Alexandru and Toma Kohn

Alexandru and Toma Kohn

This is a photo of me and my brother, Toma Nicolae, taken in the garden of our childhood house in Beliu in 1938.

My brother Toma Nicolae and I were both born in Beliu, where we lived until 1940. I was born on 19th October 1932, my brother on 16th March 1936.

My childhood home was located at a corner opposite the Catholic church. The house was actually owned by a Romanian citizen who worked in the United States, and we rented it from him. We had three rooms: a kitchen, the shop and a very nice yard with flowers. We didn’t have a vegetable garden or any animals at home, only flowers. Our carpets were hand-made, manufactured by my mother. We heated with wood, as we had tile stoves in the rooms. We also had two servants, neither one of whom was Jewish. One of them worked in the kitchen, and the other helped take care of us.

When I was a child, my favorite holiday was Purim. In general I liked all the holidays however, as I could meet with my friends and it got us one more day without school. I attended the state kindergarten with other children, but I didn’t manage to finish the first primary grade in Beliu because I was kicked out of school.

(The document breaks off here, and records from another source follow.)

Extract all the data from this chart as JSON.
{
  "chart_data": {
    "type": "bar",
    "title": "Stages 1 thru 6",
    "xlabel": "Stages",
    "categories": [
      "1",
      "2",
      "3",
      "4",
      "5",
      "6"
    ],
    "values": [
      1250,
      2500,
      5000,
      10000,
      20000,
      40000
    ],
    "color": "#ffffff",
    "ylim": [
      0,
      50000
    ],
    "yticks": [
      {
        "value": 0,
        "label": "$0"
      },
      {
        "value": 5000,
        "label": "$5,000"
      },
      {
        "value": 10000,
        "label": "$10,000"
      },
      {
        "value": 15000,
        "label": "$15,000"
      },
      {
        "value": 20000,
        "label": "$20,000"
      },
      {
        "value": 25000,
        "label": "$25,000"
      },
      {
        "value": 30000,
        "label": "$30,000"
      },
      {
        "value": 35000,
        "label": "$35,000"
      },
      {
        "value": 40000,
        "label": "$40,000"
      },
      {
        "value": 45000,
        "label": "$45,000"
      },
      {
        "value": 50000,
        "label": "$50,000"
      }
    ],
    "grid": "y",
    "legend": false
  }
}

I sensed the rise of anti-Semitism throughout my childhood. When we went to bathe, for example, all the children would stare at me because I was circumcised. I was different from those of my age, and children had learned all kind of things at home that gave them an aversion to Jews. Walking through the village we were sometimes told, ‘Hey Yid, go to Palestine!’ Everything only got worse when the legionaries came in the 1930s. In Beliu, a lawyer and the priest from a neighboring village were the leaders of the local legionary grouping. From 1938 onwards there was an anti-Jewish atmosphere throughout the area, and many Jews realized that it wouldn’t be good for Jews.